The net profit for the January-March quarter fell by over 45% year over year at India’s Yes Bank due to higher provisions for bad loans and security receipts.
From 3.67 billion Indian rupees in the same time a year prior, net profit decreased to 2.02 billion rupees ($24.63 million) for the reporting quarter. Due to a low base in the prior period, net profit was three times larger than it was in the previous quarter.
Refinitiv data shows that profit was much lower than the analysts’ projected 2.88 billion rupees.
Provisions and contingencies at Yes Bank climbed from 2.71 billion rupees a year earlier to 6.18 billion rupees.
In the December quarter, the gross non-performing asset (NPA) ratio increased to 2.02% from 2.17%.
Compared to a year ago, the gross NPA ratio decreased from 13.93%. In an effort to improve its balance sheet, Yes Bank completed the transfer of problematic loans totaling 480 billion rupees ($5.9 billion) to private equity company J.C. Flowers in December.
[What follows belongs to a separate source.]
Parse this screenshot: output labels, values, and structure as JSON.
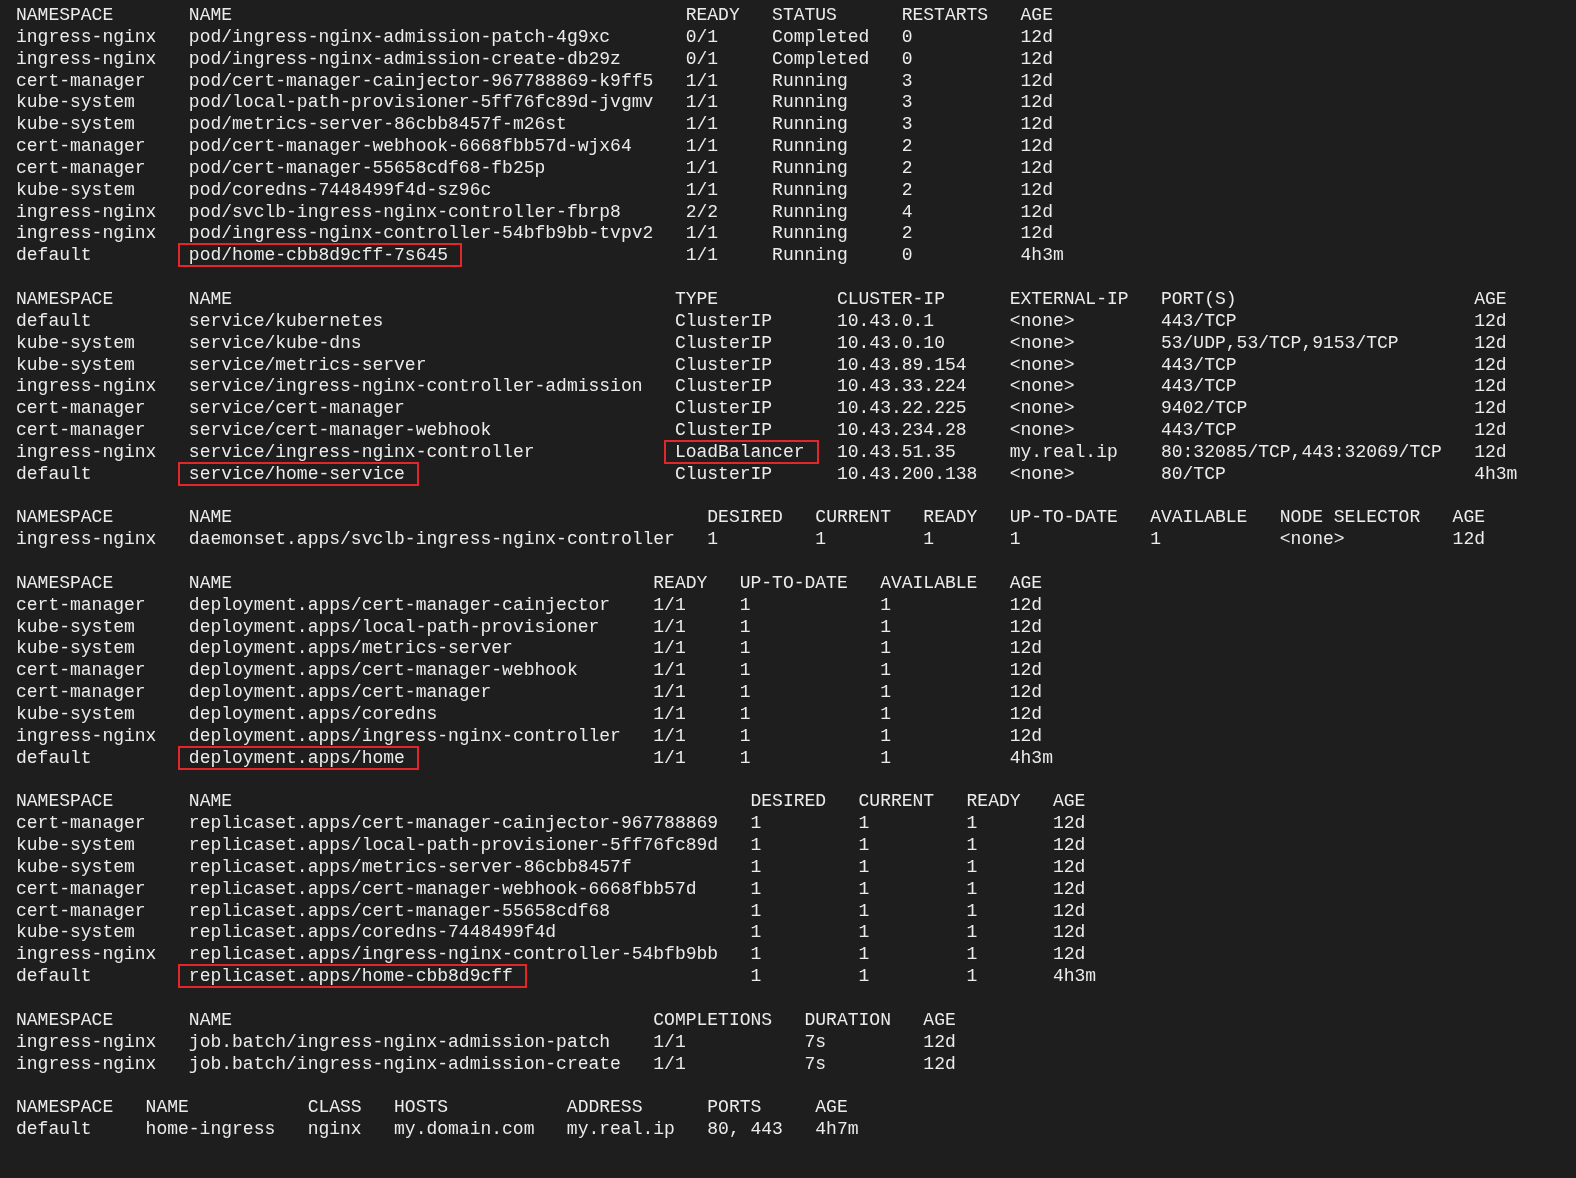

The net NPA ratio decreased from 1.03% in the previous three months to 0.83%.
Prashant Kumar, managing director and chief executive, told reporters during a conference call that the bank will have an ageing provisioning requirement of 80 basis points this fiscal year and 100 basis points in 2024–25 based on the existing NPA and security revenues.
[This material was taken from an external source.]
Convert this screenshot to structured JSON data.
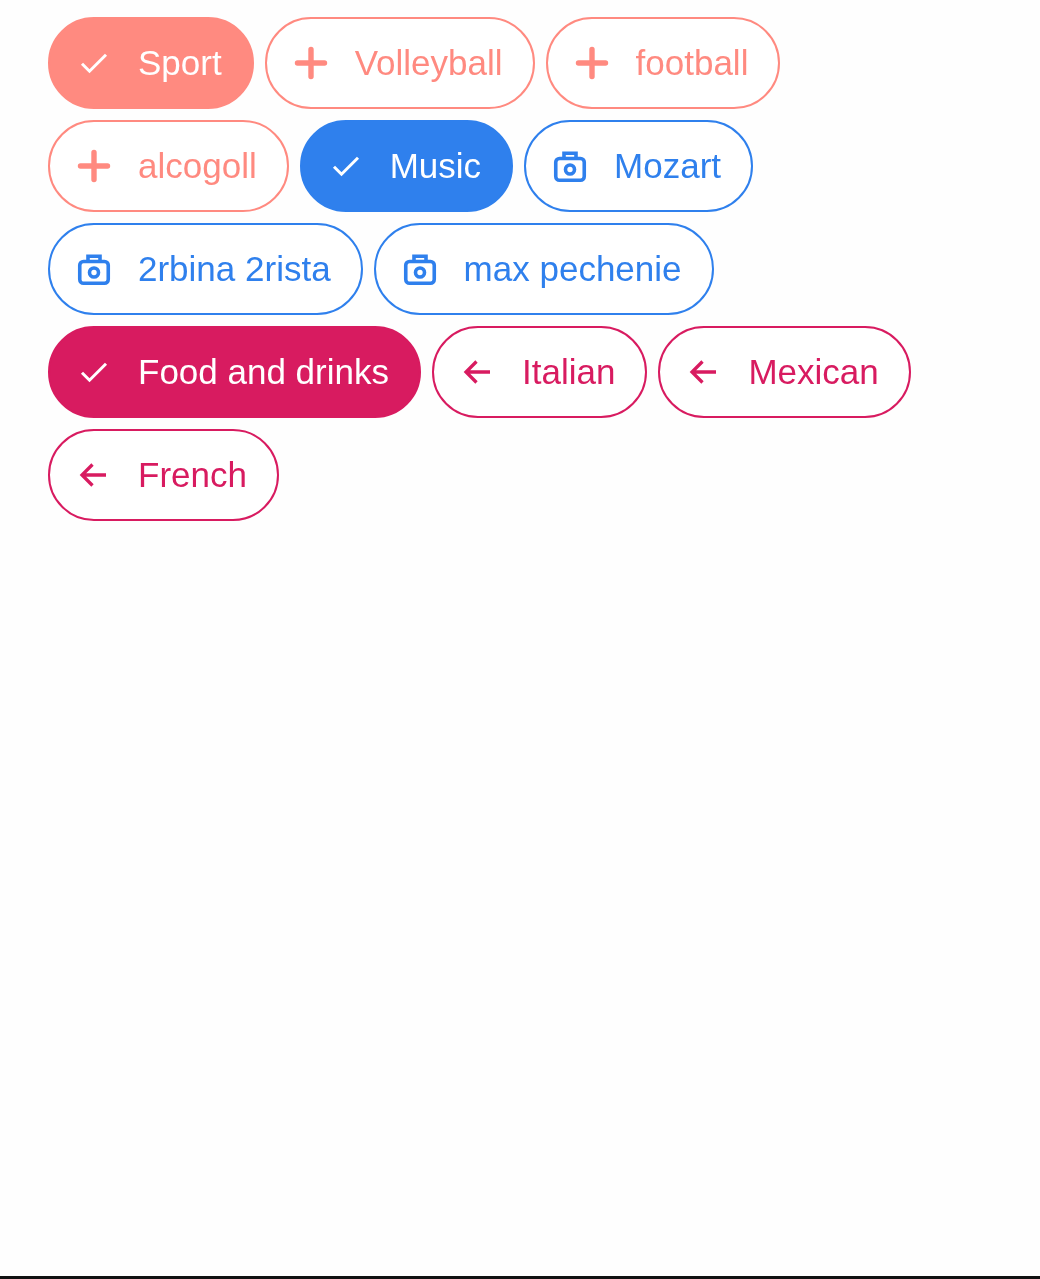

According to Kumar, the bank has over 44 billion rupees in provisions for the 76.66 billion rupees in unpaid security receipts.
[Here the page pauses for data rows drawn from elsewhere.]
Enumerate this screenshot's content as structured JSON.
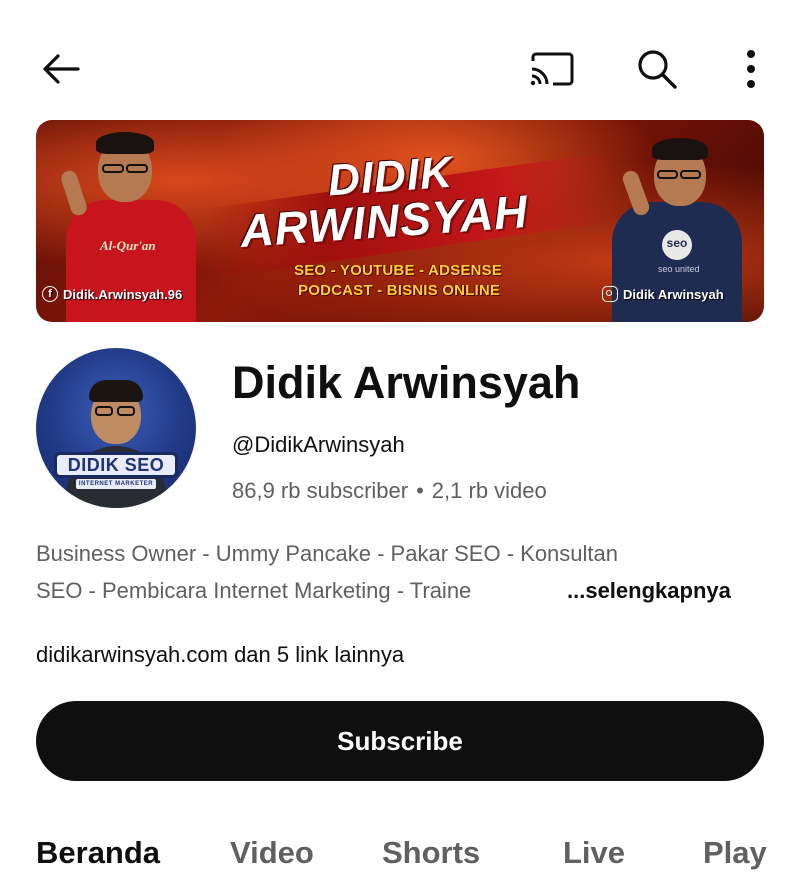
{
  "topbar": {
    "back_icon": "arrow-left-icon",
    "cast_icon": "cast-icon",
    "search_icon": "search-icon",
    "more_icon": "more-vert-icon"
  },
  "banner": {
    "title_line1": "DIDIK",
    "title_line2": "ARWINSYAH",
    "tagline1": "SEO - YOUTUBE - ADSENSE",
    "tagline2": "PODCAST - BISNIS ONLINE",
    "facebook": "Didik.Arwinsyah.96",
    "instagram": "Didik Arwinsyah",
    "shirt_left": "Al-Qur'an",
    "shirt_right_logo": "seo",
    "shirt_right_text": "seo united"
  },
  "avatar": {
    "badge": "DIDIK SEO",
    "sub": "INTERNET MARKETER"
  },
  "channel": {
    "name": "Didik Arwinsyah",
    "handle": "@DidikArwinsyah",
    "subscribers": "86,9 rb subscriber",
    "separator": "•",
    "videos": "2,1 rb video",
    "description_line1": "Business Owner - Ummy Pancake - Pakar SEO - Konsultan",
    "description_line2": "SEO - Pembicara Internet Marketing - Traine",
    "more_label": "...selengkapnya",
    "links": "didikarwinsyah.com dan 5 link lainnya",
    "subscribe_label": "Subscribe"
  },
  "tabs": [
    {
      "label": "Beranda",
      "active": true
    },
    {
      "label": "Video",
      "active": false
    },
    {
      "label": "Shorts",
      "active": false
    },
    {
      "label": "Live",
      "active": false
    },
    {
      "label": "Play",
      "active": false
    }
  ]
}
He added that there would also be a provisioning requirement for any new slippage.
The difference between interest earned from lending and interest paid to depositors, or net interest income, for Yes Bank increased 15.7% to 21.05 billion rupees. A crucial measure of a bank’s profitability, the net interest margin (NIM), increased from 2.50% to 2.80% in the previous year.
Net advances for the private lender increased by 12.3% year over year, driven by retail loans, while deposits increased by 10.3%.
According to Kumar, Yes Bank plans to increase loan by 15% to 20% in 2023–2024 while reducing slippages and enhancing NIM. He continued by saying that the lender has no plans to raise capital this fiscal year.